I'll give a short answer and a long answer.
The short answer is that the KL divergence on multinomials is defined when they have only nonzero entries. When there are zero entries, you have two choices. (1) Smooth the
distributions in some way, for instance with a Bayesian prior, or (similarly) taking the convex combination of the observation with some valid (nonzero) distribution. (The standard Bayesian approach is to use a Dirichlet prior, which amounts to treating each entry as a fraction $n_i / m$ where $m=\sum_i n_i$, and $n_i$ should be integer (but with your provided data this may get messy), and replacing these fractions with for instance $(n_i + 1) / (m+|x|)$ where $|x|$ is the number of atoms in the discrete distribution; the "convex combination" smoothing choice is similar, if $x$ is your observation and $\alpha \in (0,1]$, return $\alpha U_{|x|} + (1-\alpha)x$ where $U_{|X|}$ is the uniform distribution on $|x|$ points.) (2) Employ heuristics throwing out all the values that do not make sense, as suggested above. While I acknowledge that (2) is a convention, it doesn't really fit with the nature of these distributions, as I will explain momentarily.
The longer answer is the mathematical reason why KL divergence can't handle these zeros, which requires information about Exponential family distributions (multinomial, gaussian, etc). Every exponential family distribution is defined relative to some base measure, and it must be nonzero everywhere on that base measure: this is true with multinomials, it is true with gaussians (covariance matrix must be full rank), etc. This arises because these distributions are the solution to an optimization problem which breaks down in the presence of those zeros. Anyway, so what needs to happen is that the relative base measure is the "tightest possible": in the case of multinomials, it is the uniform distribution on the nonzero entries, and in the Gaussian case, it is Lebesgue measure restricted to the affine subspace corresponding to the eigenspace of the provided covariance, shifted by the provided mean. The KL divergence (written as an integral) only makes sense if both distributions are relative to the same "tightest fit" measure.

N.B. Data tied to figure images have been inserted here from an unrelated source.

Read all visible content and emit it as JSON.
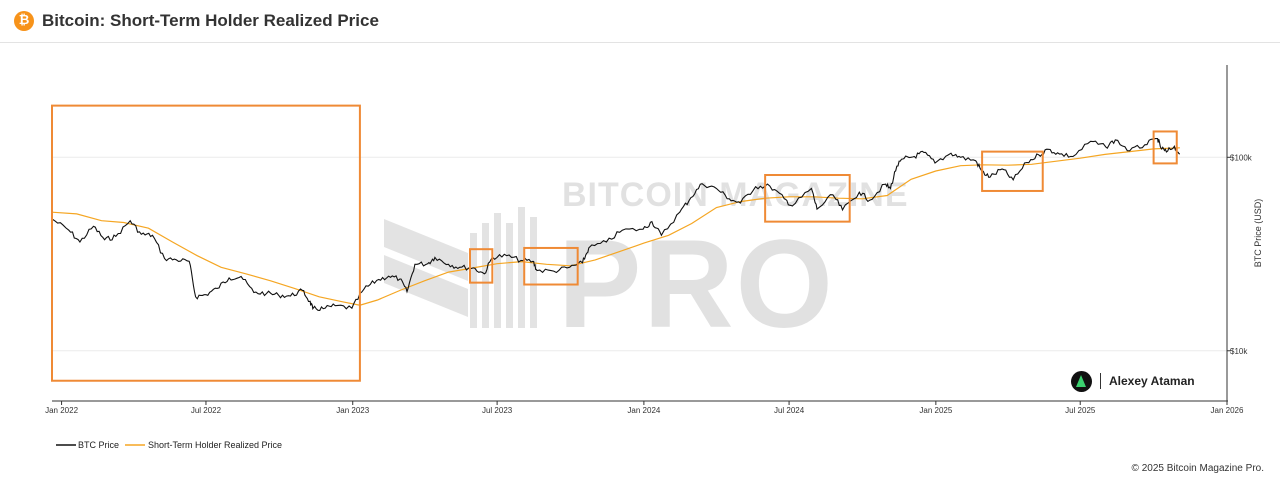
{
  "header": {
    "title": "Bitcoin: Short-Term Holder Realized Price",
    "logo_glyph": "₿",
    "logo_color": "#f7931a"
  },
  "author": {
    "name": "Alexey Ataman"
  },
  "footer": {
    "copyright": "© 2025 Bitcoin Magazine Pro."
  },
  "watermark": {
    "text": "BITCOIN MAGAZINE",
    "big": "PRO"
  },
  "colors": {
    "btc": "#111111",
    "sth": "#f5a623",
    "highlight": "#ef8a35"
  },
  "chart_data": {
    "type": "line",
    "title": "Bitcoin: Short-Term Holder Realized Price",
    "xlabel": "",
    "ylabel": "BTC Price (USD)",
    "y_scale": "log",
    "ylim": [
      5500,
      300000
    ],
    "xlim": [
      "2021-12-20",
      "2026-01-01"
    ],
    "x_ticks": [
      {
        "date": "2022-01-01",
        "label": "Jan 2022"
      },
      {
        "date": "2022-07-01",
        "label": "Jul 2022"
      },
      {
        "date": "2023-01-01",
        "label": "Jan 2023"
      },
      {
        "date": "2023-07-01",
        "label": "Jul 2023"
      },
      {
        "date": "2024-01-01",
        "label": "Jan 2024"
      },
      {
        "date": "2024-07-01",
        "label": "Jul 2024"
      },
      {
        "date": "2025-01-01",
        "label": "Jan 2025"
      },
      {
        "date": "2025-07-01",
        "label": "Jul 2025"
      },
      {
        "date": "2026-01-01",
        "label": "Jan 2026"
      }
    ],
    "y_ticks": [
      {
        "value": 10000,
        "label": "$10k"
      },
      {
        "value": 100000,
        "label": "$100k"
      }
    ],
    "legend_position": "bottom-left",
    "series": [
      {
        "name": "BTC Price",
        "color": "#111111",
        "points": [
          [
            "2021-12-20",
            48000
          ],
          [
            "2022-01-10",
            42000
          ],
          [
            "2022-01-24",
            36500
          ],
          [
            "2022-02-10",
            44000
          ],
          [
            "2022-02-24",
            37500
          ],
          [
            "2022-03-10",
            39000
          ],
          [
            "2022-03-28",
            47000
          ],
          [
            "2022-04-11",
            40000
          ],
          [
            "2022-04-25",
            39500
          ],
          [
            "2022-05-10",
            30000
          ],
          [
            "2022-05-25",
            29500
          ],
          [
            "2022-06-10",
            29000
          ],
          [
            "2022-06-18",
            19000
          ],
          [
            "2022-07-01",
            19500
          ],
          [
            "2022-07-15",
            21000
          ],
          [
            "2022-07-30",
            23800
          ],
          [
            "2022-08-14",
            24200
          ],
          [
            "2022-08-30",
            20000
          ],
          [
            "2022-09-15",
            19800
          ],
          [
            "2022-09-30",
            19400
          ],
          [
            "2022-10-15",
            19200
          ],
          [
            "2022-10-30",
            20500
          ],
          [
            "2022-11-08",
            18000
          ],
          [
            "2022-11-12",
            16500
          ],
          [
            "2022-11-25",
            16500
          ],
          [
            "2022-12-10",
            17100
          ],
          [
            "2022-12-31",
            16600
          ],
          [
            "2023-01-15",
            20800
          ],
          [
            "2023-01-31",
            23100
          ],
          [
            "2023-02-15",
            24300
          ],
          [
            "2023-03-01",
            23500
          ],
          [
            "2023-03-10",
            20200
          ],
          [
            "2023-03-20",
            28000
          ],
          [
            "2023-04-05",
            28200
          ],
          [
            "2023-04-14",
            30400
          ],
          [
            "2023-05-01",
            28000
          ],
          [
            "2023-05-15",
            27000
          ],
          [
            "2023-06-01",
            26800
          ],
          [
            "2023-06-15",
            25000
          ],
          [
            "2023-06-25",
            30500
          ],
          [
            "2023-07-13",
            31000
          ],
          [
            "2023-07-31",
            29300
          ],
          [
            "2023-08-15",
            29000
          ],
          [
            "2023-08-20",
            26000
          ],
          [
            "2023-09-10",
            25800
          ],
          [
            "2023-09-30",
            27000
          ],
          [
            "2023-10-16",
            28500
          ],
          [
            "2023-10-24",
            34000
          ],
          [
            "2023-11-15",
            36500
          ],
          [
            "2023-12-05",
            42000
          ],
          [
            "2023-12-31",
            42500
          ],
          [
            "2024-01-11",
            46500
          ],
          [
            "2024-01-23",
            39500
          ],
          [
            "2024-02-15",
            52000
          ],
          [
            "2024-02-29",
            62000
          ],
          [
            "2024-03-14",
            73000
          ],
          [
            "2024-04-01",
            69000
          ],
          [
            "2024-04-17",
            61000
          ],
          [
            "2024-05-01",
            58000
          ],
          [
            "2024-05-20",
            70500
          ],
          [
            "2024-06-07",
            71000
          ],
          [
            "2024-06-25",
            61000
          ],
          [
            "2024-07-05",
            56000
          ],
          [
            "2024-07-29",
            69000
          ],
          [
            "2024-08-05",
            54000
          ],
          [
            "2024-08-25",
            64000
          ],
          [
            "2024-09-06",
            53500
          ],
          [
            "2024-09-27",
            66000
          ],
          [
            "2024-10-10",
            60000
          ],
          [
            "2024-10-29",
            72500
          ],
          [
            "2024-11-05",
            69000
          ],
          [
            "2024-11-13",
            90000
          ],
          [
            "2024-11-22",
            98500
          ],
          [
            "2024-12-05",
            101000
          ],
          [
            "2024-12-17",
            106000
          ],
          [
            "2024-12-31",
            93500
          ],
          [
            "2025-01-20",
            105000
          ],
          [
            "2025-02-01",
            100000
          ],
          [
            "2025-02-20",
            96000
          ],
          [
            "2025-02-28",
            84000
          ],
          [
            "2025-03-10",
            79000
          ],
          [
            "2025-03-25",
            87000
          ],
          [
            "2025-04-08",
            76500
          ],
          [
            "2025-04-25",
            94000
          ],
          [
            "2025-05-10",
            103000
          ],
          [
            "2025-05-22",
            110000
          ],
          [
            "2025-06-05",
            104000
          ],
          [
            "2025-06-22",
            101000
          ],
          [
            "2025-07-14",
            121000
          ],
          [
            "2025-08-02",
            113000
          ],
          [
            "2025-08-14",
            123000
          ],
          [
            "2025-09-01",
            108000
          ],
          [
            "2025-09-20",
            116000
          ],
          [
            "2025-10-06",
            125000
          ],
          [
            "2025-10-10",
            112000
          ],
          [
            "2025-10-17",
            106500
          ],
          [
            "2025-10-27",
            114000
          ],
          [
            "2025-11-03",
            104000
          ]
        ]
      },
      {
        "name": "Short-Term Holder Realized Price",
        "color": "#f5a623",
        "points": [
          [
            "2021-12-20",
            52000
          ],
          [
            "2022-01-20",
            51000
          ],
          [
            "2022-02-20",
            47000
          ],
          [
            "2022-03-20",
            46000
          ],
          [
            "2022-04-20",
            43000
          ],
          [
            "2022-05-20",
            36500
          ],
          [
            "2022-06-20",
            31000
          ],
          [
            "2022-07-20",
            27000
          ],
          [
            "2022-08-20",
            25000
          ],
          [
            "2022-09-20",
            23000
          ],
          [
            "2022-10-20",
            21000
          ],
          [
            "2022-11-20",
            19000
          ],
          [
            "2022-12-20",
            17900
          ],
          [
            "2023-01-10",
            17200
          ],
          [
            "2023-02-01",
            18300
          ],
          [
            "2023-03-01",
            20500
          ],
          [
            "2023-04-01",
            23000
          ],
          [
            "2023-05-01",
            25500
          ],
          [
            "2023-06-01",
            26800
          ],
          [
            "2023-07-01",
            28200
          ],
          [
            "2023-08-01",
            28900
          ],
          [
            "2023-09-01",
            28000
          ],
          [
            "2023-10-01",
            27500
          ],
          [
            "2023-11-01",
            29500
          ],
          [
            "2023-12-01",
            32500
          ],
          [
            "2024-01-01",
            36000
          ],
          [
            "2024-02-01",
            39500
          ],
          [
            "2024-03-01",
            45500
          ],
          [
            "2024-04-01",
            55000
          ],
          [
            "2024-05-01",
            59000
          ],
          [
            "2024-06-01",
            61500
          ],
          [
            "2024-07-01",
            62500
          ],
          [
            "2024-08-01",
            62500
          ],
          [
            "2024-09-01",
            61500
          ],
          [
            "2024-10-01",
            61000
          ],
          [
            "2024-11-01",
            63500
          ],
          [
            "2024-12-01",
            77000
          ],
          [
            "2025-01-01",
            85000
          ],
          [
            "2025-02-01",
            90500
          ],
          [
            "2025-03-01",
            91500
          ],
          [
            "2025-04-01",
            91000
          ],
          [
            "2025-05-01",
            92000
          ],
          [
            "2025-06-01",
            95500
          ],
          [
            "2025-07-01",
            99000
          ],
          [
            "2025-08-01",
            103500
          ],
          [
            "2025-09-01",
            107000
          ],
          [
            "2025-10-01",
            110500
          ],
          [
            "2025-11-03",
            112000
          ]
        ]
      }
    ],
    "highlights": [
      {
        "x0": "2021-12-20",
        "x1": "2023-01-10",
        "y0": 7000,
        "y1": 185000
      },
      {
        "x0": "2023-05-28",
        "x1": "2023-06-25",
        "y0": 22500,
        "y1": 33500
      },
      {
        "x0": "2023-08-04",
        "x1": "2023-10-10",
        "y0": 22000,
        "y1": 34000
      },
      {
        "x0": "2024-06-01",
        "x1": "2024-09-15",
        "y0": 46500,
        "y1": 81000
      },
      {
        "x0": "2025-02-28",
        "x1": "2025-05-15",
        "y0": 67000,
        "y1": 107000
      },
      {
        "x0": "2025-10-01",
        "x1": "2025-10-30",
        "y0": 93000,
        "y1": 136000
      }
    ]
  },
  "legend": {
    "items": [
      {
        "label": "BTC Price",
        "color": "#111111"
      },
      {
        "label": "Short-Term Holder Realized Price",
        "color": "#f5a623"
      }
    ]
  }
}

To summarize, the invalidity of the formula in the presence of zeros isn't just some unfortunate hack, it is a deep issue intimately tied to how these distributions behave. The smoothing/Bayesian solution is thus better motivated: it nudges the distributions into validity. But many people simply choose to throw out those values (i.e., by erasing $0\ln(0)$ or $a\ln(a/0)$ and writing $0$ in its place).